Laparoscopic radical nephrectomy

This procedure entails the surgical removal of the kidney and the surrounding fatty tissue. In some cases, if needed, it might also entail an adrenalectomy – the removal of the adrenal gland. Depending on the size of the tumor, previous abdominal surgeries, and other factors, this procedure is done either transperitoneally or extraperitoneally.

When is it needed?

Laparoscopic radical nephrectomy is used to surgically treat large kidney tumors. The aim of this procedure is to remove the kidney affected by the tumor from the anterior renal fascia (also called Gerota’s fascia), a layer of connective tissue that separates the adipose capsule of kindey and the pararenal fat. Although the tumor size is normally listed as 7 cm, the actual size isn’t the only deciding factor on whether to remove the kidney in its entirety, or to perform a partial nephrectomy. It is necessary to analyze the anatomic conditions of the tumor, the blood vessels, and the renal collecting system of each and every patient individually.

How is it performed?

In order to perform laparoscopic radical nephrectomy, we require 3-4 trocars inserted through the left or the right side of the abdomen. When done extraperitoneally with balloon dilation, an artificial space is made in front of the peritoneum, and trocars are inserted there. When done transperitoneally, the trocars are inserted into the abdomen itself. After detaching the colon and opening the parietal peritoneum above the affected kidney, the lower pole of the kidney is identified and the dissection of renal hilum is made, in order to precisely prepare the blood vessels and ureter, which are closed using special clips as far from the kidney as possible. The procedure is completed by resection of the entire kidney and the surrounding fatty tissue. The removed kidney with the tumor is inserted in an endoscopic bag. Then, a drainage tube is inserted in order to monitor and control possible post-operative bleeding. The endoscopic bag is removed through an extended incision made in the best spot of the muscle wall to avoid cutting muscle. The remaining trocars are removed, and the incisions are stitched up.
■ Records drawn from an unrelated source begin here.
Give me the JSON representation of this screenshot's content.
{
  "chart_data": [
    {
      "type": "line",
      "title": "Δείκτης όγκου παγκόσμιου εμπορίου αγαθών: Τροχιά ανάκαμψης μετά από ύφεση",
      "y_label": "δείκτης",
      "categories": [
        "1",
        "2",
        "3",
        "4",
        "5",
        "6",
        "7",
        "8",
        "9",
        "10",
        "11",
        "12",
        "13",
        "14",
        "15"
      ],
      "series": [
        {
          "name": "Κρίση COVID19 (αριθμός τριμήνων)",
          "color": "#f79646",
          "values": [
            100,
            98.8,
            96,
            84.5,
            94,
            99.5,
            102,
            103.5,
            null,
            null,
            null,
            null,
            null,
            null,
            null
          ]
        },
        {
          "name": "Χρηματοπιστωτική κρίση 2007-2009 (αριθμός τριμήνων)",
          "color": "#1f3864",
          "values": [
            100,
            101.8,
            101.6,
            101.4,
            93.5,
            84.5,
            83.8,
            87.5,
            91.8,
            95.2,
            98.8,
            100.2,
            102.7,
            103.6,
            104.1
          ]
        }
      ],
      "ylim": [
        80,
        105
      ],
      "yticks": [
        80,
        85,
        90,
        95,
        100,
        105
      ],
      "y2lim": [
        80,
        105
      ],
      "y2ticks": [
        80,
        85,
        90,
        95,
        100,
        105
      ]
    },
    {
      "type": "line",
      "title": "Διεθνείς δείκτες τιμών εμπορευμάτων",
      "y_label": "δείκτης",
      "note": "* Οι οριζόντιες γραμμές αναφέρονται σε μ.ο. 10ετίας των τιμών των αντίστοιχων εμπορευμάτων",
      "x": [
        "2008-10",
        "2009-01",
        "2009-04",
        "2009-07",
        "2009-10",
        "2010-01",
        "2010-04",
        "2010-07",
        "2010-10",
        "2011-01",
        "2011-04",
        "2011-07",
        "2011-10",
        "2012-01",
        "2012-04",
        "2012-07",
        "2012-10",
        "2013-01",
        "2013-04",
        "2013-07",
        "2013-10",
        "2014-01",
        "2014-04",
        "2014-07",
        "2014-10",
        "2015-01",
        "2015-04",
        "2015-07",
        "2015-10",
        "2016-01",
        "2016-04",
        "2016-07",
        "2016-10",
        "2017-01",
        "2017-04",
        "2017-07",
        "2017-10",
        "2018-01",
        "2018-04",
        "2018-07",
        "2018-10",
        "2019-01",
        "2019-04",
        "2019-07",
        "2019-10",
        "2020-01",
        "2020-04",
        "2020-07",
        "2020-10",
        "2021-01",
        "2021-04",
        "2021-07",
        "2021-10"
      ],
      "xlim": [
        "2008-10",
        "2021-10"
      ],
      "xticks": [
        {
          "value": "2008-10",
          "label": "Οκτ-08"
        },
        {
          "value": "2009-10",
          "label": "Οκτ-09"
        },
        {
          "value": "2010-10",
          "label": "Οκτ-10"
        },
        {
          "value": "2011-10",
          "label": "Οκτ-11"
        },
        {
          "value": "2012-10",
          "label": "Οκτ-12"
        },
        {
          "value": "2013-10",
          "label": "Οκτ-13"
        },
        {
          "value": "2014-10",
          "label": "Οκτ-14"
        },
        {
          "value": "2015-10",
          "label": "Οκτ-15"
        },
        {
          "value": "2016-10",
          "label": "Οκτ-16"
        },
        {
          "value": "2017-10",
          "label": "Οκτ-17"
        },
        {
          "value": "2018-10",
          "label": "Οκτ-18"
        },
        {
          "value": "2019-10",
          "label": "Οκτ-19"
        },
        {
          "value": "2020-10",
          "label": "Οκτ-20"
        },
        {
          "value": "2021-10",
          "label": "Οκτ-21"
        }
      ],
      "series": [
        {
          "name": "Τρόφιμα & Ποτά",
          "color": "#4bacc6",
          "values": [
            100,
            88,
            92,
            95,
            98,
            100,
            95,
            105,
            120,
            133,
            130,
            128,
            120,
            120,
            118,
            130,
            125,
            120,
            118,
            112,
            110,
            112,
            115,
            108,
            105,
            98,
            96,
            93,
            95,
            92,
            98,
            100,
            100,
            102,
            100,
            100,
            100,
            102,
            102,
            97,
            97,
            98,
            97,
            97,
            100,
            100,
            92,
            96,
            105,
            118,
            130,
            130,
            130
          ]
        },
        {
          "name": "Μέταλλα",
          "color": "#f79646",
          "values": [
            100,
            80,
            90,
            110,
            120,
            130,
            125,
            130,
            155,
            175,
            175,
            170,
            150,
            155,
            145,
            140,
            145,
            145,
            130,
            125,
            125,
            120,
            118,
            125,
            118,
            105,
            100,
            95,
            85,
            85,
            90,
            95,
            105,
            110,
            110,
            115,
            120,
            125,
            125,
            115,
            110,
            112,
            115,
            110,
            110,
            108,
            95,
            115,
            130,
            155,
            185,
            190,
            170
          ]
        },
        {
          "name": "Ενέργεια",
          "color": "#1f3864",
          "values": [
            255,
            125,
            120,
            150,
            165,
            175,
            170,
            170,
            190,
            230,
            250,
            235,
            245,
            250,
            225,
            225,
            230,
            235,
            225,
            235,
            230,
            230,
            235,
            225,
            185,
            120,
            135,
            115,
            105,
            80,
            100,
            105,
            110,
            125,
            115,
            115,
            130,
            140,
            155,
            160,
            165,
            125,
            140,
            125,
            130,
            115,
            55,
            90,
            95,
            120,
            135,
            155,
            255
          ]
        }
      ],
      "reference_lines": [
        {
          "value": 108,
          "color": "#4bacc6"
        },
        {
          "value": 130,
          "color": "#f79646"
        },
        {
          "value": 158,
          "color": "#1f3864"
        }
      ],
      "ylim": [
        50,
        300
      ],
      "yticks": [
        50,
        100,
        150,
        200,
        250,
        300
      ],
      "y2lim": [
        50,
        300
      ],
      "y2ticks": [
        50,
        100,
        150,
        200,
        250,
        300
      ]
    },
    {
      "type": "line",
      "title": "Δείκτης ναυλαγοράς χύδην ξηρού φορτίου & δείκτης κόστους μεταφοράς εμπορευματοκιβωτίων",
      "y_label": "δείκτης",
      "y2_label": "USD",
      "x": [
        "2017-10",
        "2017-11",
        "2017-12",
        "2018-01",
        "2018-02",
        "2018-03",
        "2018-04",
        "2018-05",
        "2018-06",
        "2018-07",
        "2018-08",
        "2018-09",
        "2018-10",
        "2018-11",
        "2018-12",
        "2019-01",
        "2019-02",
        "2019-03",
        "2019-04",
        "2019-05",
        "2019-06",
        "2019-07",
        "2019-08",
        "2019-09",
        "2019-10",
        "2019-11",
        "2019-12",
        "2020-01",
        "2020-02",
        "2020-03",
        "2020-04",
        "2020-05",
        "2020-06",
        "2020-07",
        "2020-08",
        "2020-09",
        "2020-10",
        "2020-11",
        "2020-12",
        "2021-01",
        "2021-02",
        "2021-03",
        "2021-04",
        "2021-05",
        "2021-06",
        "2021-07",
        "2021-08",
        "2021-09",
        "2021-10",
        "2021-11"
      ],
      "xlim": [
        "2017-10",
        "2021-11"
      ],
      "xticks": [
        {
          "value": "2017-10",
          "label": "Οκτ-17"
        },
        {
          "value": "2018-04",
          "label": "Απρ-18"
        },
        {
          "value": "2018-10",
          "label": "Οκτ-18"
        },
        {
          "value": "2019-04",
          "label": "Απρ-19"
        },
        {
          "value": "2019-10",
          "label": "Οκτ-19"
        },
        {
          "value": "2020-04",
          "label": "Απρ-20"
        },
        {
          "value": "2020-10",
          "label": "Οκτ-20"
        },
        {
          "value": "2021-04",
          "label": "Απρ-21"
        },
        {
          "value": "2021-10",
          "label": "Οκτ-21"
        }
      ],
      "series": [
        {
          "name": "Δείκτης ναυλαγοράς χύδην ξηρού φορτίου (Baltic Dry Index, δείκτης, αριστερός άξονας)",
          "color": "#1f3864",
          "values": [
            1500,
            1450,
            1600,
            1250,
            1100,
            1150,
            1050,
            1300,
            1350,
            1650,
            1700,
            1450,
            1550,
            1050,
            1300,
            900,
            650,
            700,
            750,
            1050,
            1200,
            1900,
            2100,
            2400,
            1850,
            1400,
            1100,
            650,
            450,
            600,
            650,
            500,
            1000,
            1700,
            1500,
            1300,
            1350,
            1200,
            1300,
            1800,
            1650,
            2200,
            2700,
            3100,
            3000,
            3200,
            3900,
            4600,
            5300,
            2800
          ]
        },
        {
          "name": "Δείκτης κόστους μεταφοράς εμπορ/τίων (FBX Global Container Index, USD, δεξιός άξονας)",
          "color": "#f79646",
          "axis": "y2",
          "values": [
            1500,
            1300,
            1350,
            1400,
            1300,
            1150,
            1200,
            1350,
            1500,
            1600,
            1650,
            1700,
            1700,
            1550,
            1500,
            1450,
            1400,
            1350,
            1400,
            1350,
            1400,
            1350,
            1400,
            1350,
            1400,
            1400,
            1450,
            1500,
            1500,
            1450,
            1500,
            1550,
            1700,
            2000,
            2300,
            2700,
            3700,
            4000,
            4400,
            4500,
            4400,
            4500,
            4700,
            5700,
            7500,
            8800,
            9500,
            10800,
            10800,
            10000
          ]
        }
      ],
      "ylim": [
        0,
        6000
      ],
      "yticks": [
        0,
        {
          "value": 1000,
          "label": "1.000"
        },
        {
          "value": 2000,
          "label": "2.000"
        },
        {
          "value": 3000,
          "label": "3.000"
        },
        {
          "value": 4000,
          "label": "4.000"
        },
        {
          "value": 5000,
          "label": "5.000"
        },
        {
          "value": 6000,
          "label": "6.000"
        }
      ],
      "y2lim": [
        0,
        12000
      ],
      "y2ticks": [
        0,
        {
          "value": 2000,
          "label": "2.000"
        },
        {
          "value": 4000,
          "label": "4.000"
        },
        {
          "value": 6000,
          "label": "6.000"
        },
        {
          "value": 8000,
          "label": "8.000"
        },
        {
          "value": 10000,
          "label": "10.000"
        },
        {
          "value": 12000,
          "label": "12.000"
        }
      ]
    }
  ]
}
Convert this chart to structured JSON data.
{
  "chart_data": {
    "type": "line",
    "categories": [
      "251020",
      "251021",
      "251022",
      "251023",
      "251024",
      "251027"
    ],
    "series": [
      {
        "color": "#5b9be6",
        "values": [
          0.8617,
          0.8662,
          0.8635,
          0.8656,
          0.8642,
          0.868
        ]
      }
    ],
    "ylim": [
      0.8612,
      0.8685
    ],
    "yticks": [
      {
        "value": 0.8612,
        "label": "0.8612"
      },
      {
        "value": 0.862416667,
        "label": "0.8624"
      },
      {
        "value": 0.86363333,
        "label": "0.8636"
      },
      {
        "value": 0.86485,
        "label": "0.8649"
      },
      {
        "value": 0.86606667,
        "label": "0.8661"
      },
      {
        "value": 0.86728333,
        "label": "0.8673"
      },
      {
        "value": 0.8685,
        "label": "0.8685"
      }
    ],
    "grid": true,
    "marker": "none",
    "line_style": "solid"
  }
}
What are the possible complications?

In the hands of an experienced surgical team, complications in laparoscopic radical nephrectomies are rare. The most common possible complication is bleeding that might require a blood transfusion. There are also general risks of laparoscopic surgery, such as the damage of stomach organs. However, these risks are minimal and occur in less than 1% of all patients. Approximately less than 3% of laparoscopic radical nephrectomies require a conversion to the open surgical approach.